2. A Streetcar Named Desire
One of my recommendations from last month, Kowalski, really got me in the mood to see a production of A Streetcar Named Desire, and by all accounts a great one is headed to BAM. Paul Mescal, the hunky lead from Gladiator II, will play the brutish Stanley in Tennessee Williams’s drama about a Southern flower wilting in the seedy steam of New Orleans (Patsy Ferran will play the role of Blanche, as she did in London). The production is helmed by Rebecca Frecknall, who has become one of the hottest young directors in the UK. I positively despise her Broadway revival of Cabaret, but I’m eager to be won over by a production that WhatsOnStage says, “dusts away layers of accumulated history to reveal the bare bones.”
3. Grangeville
Playwright Samuel D. Hunter has one of the most distinctive voices in the theater, having penned The Whale, Pocatello, Lewiston/Clarkston, and A Case for the Existence of God—all plays that take us under the surface of seemingly mundane situations to give us a peek at sprawling and complicated interior lives. Like many of his previous works, Hunter’s latest play, Grangeville, takes its name from a small Idaho town. Brian J. Smith and Paul Sparks play estranged half-brothers who reconnect over the care of their ailing mother. This world premiere is directed by Jack Serio, who has helmed some of the most exciting intimate theater in recent years, including the loft production of Uncle Vanya. If you love subtle writing and great acting, this is your ticket.

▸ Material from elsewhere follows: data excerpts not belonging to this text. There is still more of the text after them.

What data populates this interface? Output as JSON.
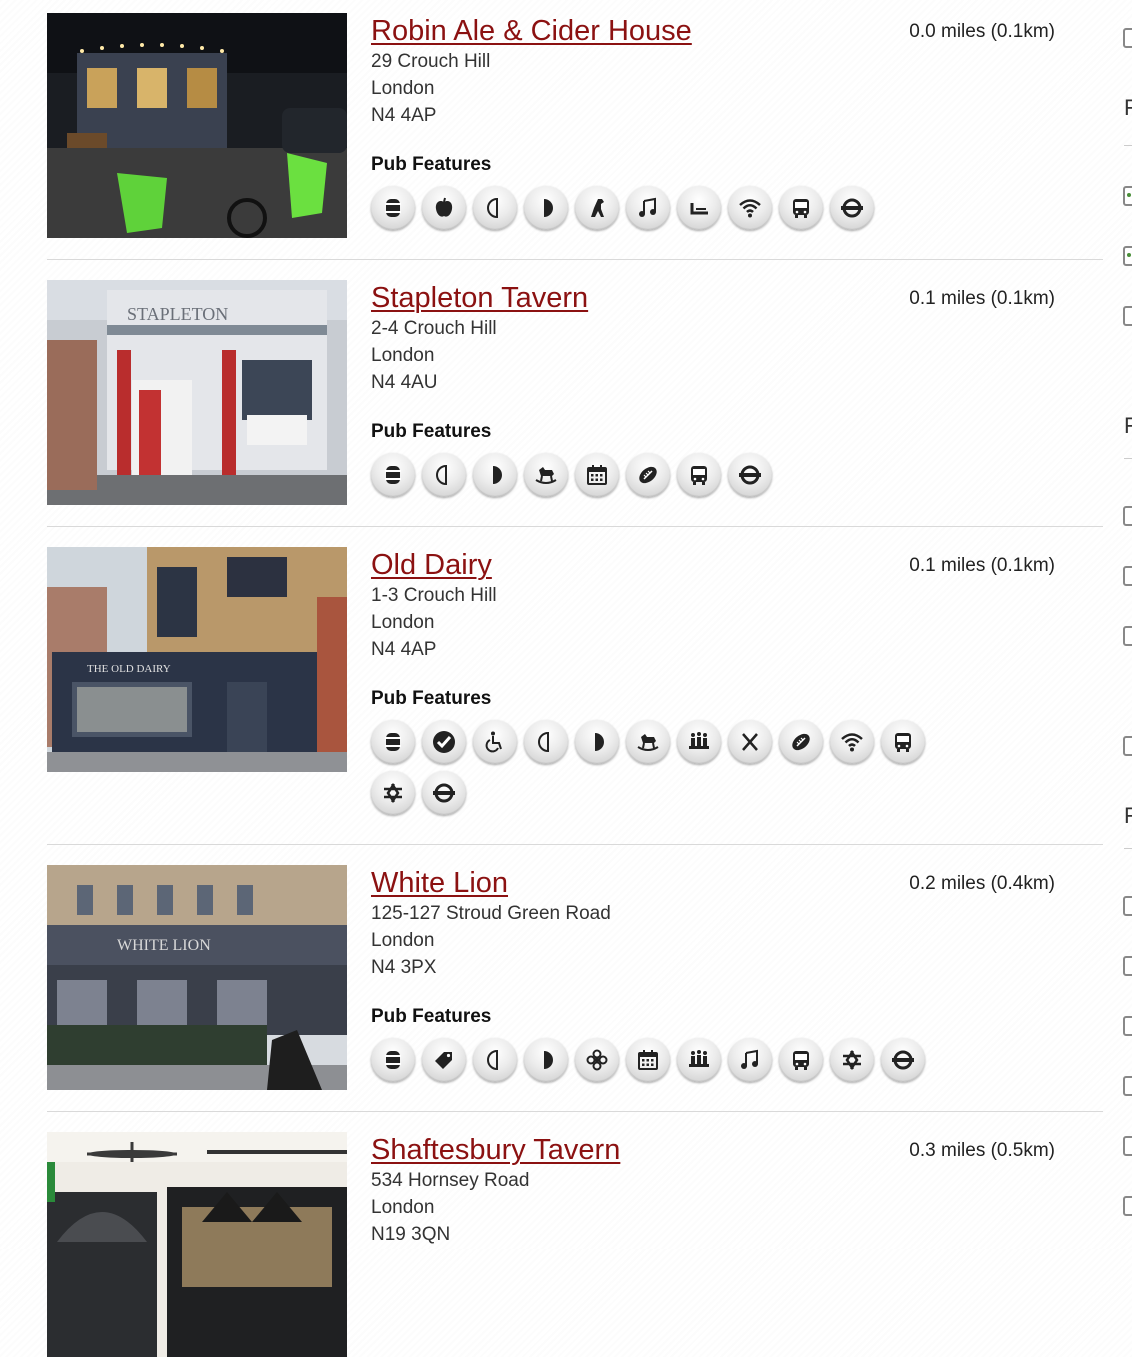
{
  "pubs": [
    {
      "name": "Robin Ale & Cider House",
      "distance": "0.0 miles (0.1km)",
      "address": [
        "29 Crouch Hill",
        "London",
        "N4 4AP"
      ],
      "features_title": "Pub Features",
      "features": [
        "real-ale-icon",
        "cider-icon",
        "half-moon-left-icon",
        "half-moon-right-icon",
        "dog-friendly-icon",
        "live-music-icon",
        "garden-icon",
        "wifi-icon",
        "bus-icon",
        "underground-icon"
      ]
    },
    {
      "name": "Stapleton Tavern",
      "distance": "0.1 miles (0.1km)",
      "address": [
        "2-4 Crouch Hill",
        "London",
        "N4 4AU"
      ],
      "features_title": "Pub Features",
      "features": [
        "real-ale-icon",
        "half-moon-left-icon",
        "half-moon-right-icon",
        "rocking-horse-icon",
        "events-calendar-icon",
        "sports-tv-icon",
        "bus-icon",
        "underground-icon"
      ]
    },
    {
      "name": "Old Dairy",
      "distance": "0.1 miles (0.1km)",
      "address": [
        "1-3 Crouch Hill",
        "London",
        "N4 4AP"
      ],
      "features_title": "Pub Features",
      "features": [
        "real-ale-icon",
        "checkmark-icon",
        "wheelchair-icon",
        "half-moon-left-icon",
        "half-moon-right-icon",
        "rocking-horse-icon",
        "function-room-icon",
        "food-icon",
        "sports-tv-icon",
        "wifi-icon",
        "bus-icon",
        "rail-icon",
        "underground-icon"
      ]
    },
    {
      "name": "White Lion",
      "distance": "0.2 miles (0.4km)",
      "address": [
        "125-127 Stroud Green Road",
        "London",
        "N4 3PX"
      ],
      "features_title": "Pub Features",
      "features": [
        "real-ale-icon",
        "price-tag-icon",
        "half-moon-left-icon",
        "half-moon-right-icon",
        "flower-icon",
        "events-calendar-icon",
        "function-room-icon",
        "live-music-icon",
        "bus-icon",
        "rail-icon",
        "underground-icon"
      ]
    },
    {
      "name": "Shaftesbury Tavern",
      "distance": "0.3 miles (0.5km)",
      "address": [
        "534 Hornsey Road",
        "London",
        "N19 3QN"
      ],
      "features_title": "Pub Features",
      "features": []
    }
  ],
  "sidebar": {
    "labels": [
      "F",
      "F",
      "F"
    ]
  }
}
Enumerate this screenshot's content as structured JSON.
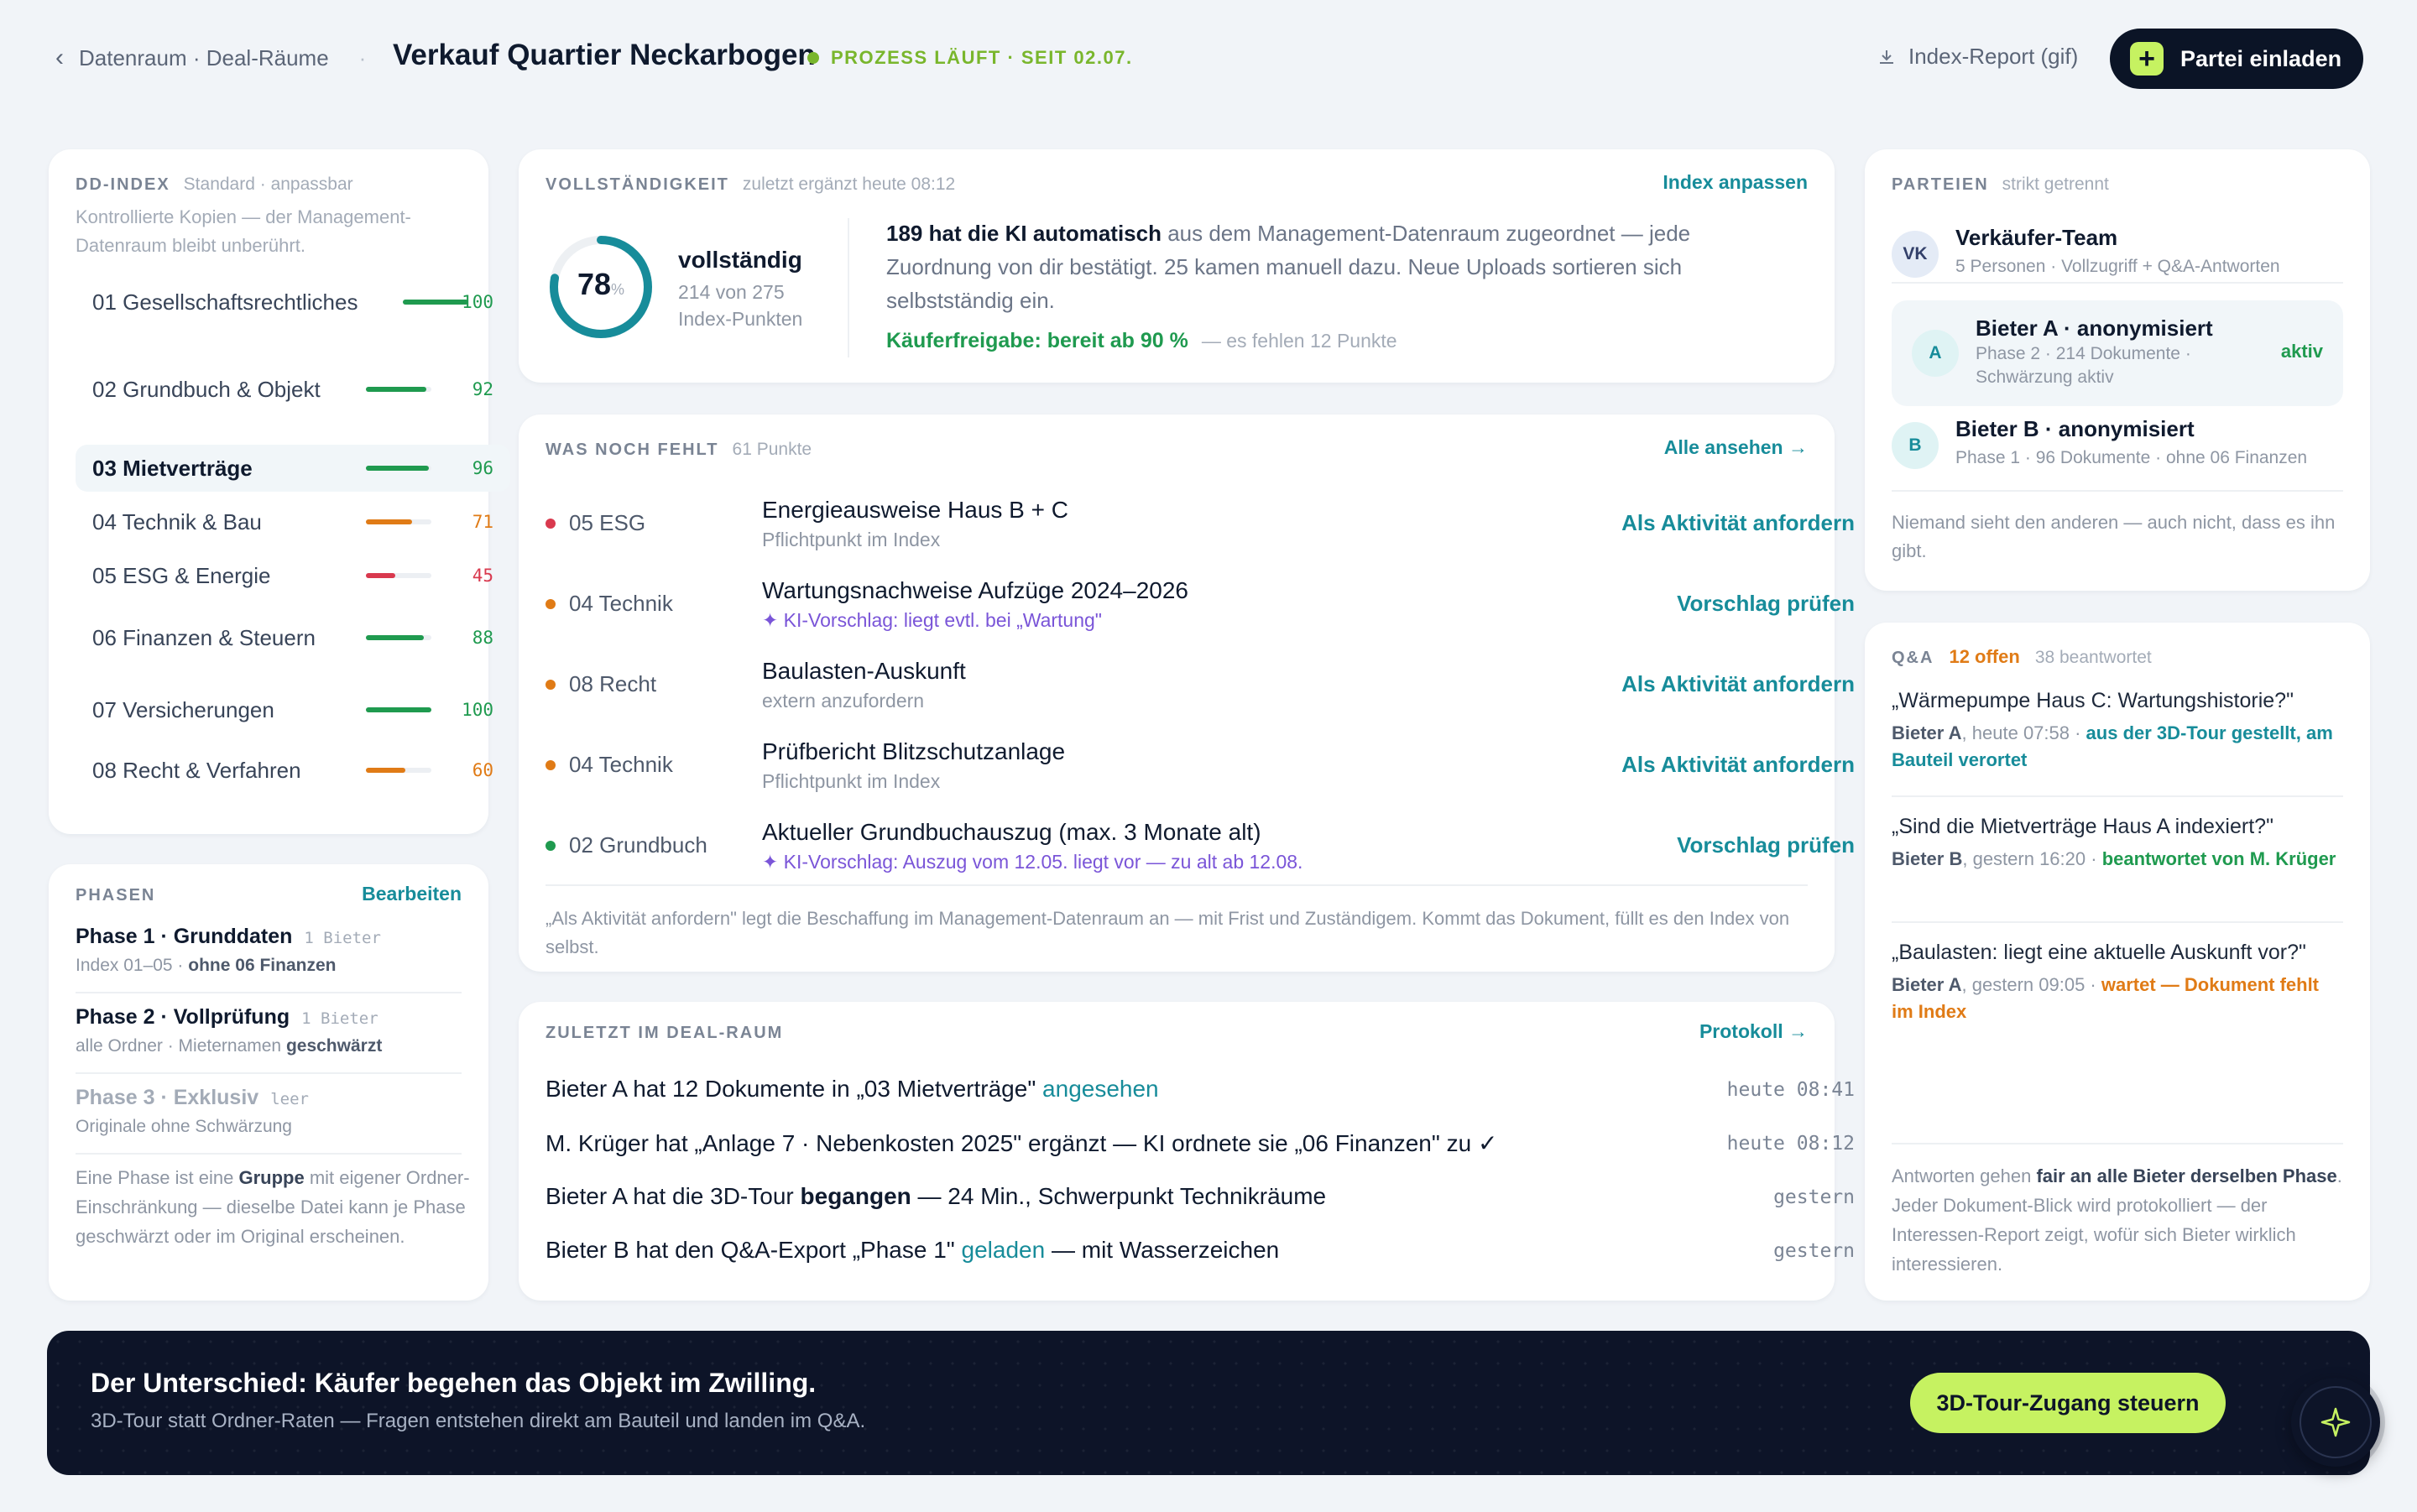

4. The Irrepressible Magic of the Tropics
If you’ve been enjoying the Netflix series One Hundred Years of Solitude, based on the eponymous novel by Gabriel García Márquez, you ought to check out The Irrepressible Magic of the Tropics, Julián Mesri’s send up of Latin American magical realism. It’s about the wife of an American executive who is left to oversee a factory in the jungle when her husband mysteriously goes missing. Mesri is the writer and composer of the hilarious Spanglish musical adaptation of The Comedy of Errors, which has toured New York with the Public Theater’s Mobile Shakespeare Unit for the last two summers. This new play is having its world premiere with INTAR, the mighty little company behind recently acclaimed productions Vámonos and The Hours are Feminine.
5. The Jonathan Larson Project
Finally, musical theater aficionados will want to check out The Jonathan Larson Project, which started as a 2018 concert at 54 Below and has since blossomed into a full musical. The show was conceived by producer and theater historian Jennifer Ashley Tepper, who uncovered a boatload of previously unheard songs while digging through the Rent composer’s archives at the Library of Congress. Tepper and director John Simpkins put them together in this new show that Tepper described in a recent interview as, “not exactly a song cycle, but it’s not a book musical either.” You can decide what it is for yourself. The show just started previews at the Orpheum Theatre, in the heart of Larson’s beloved East Village.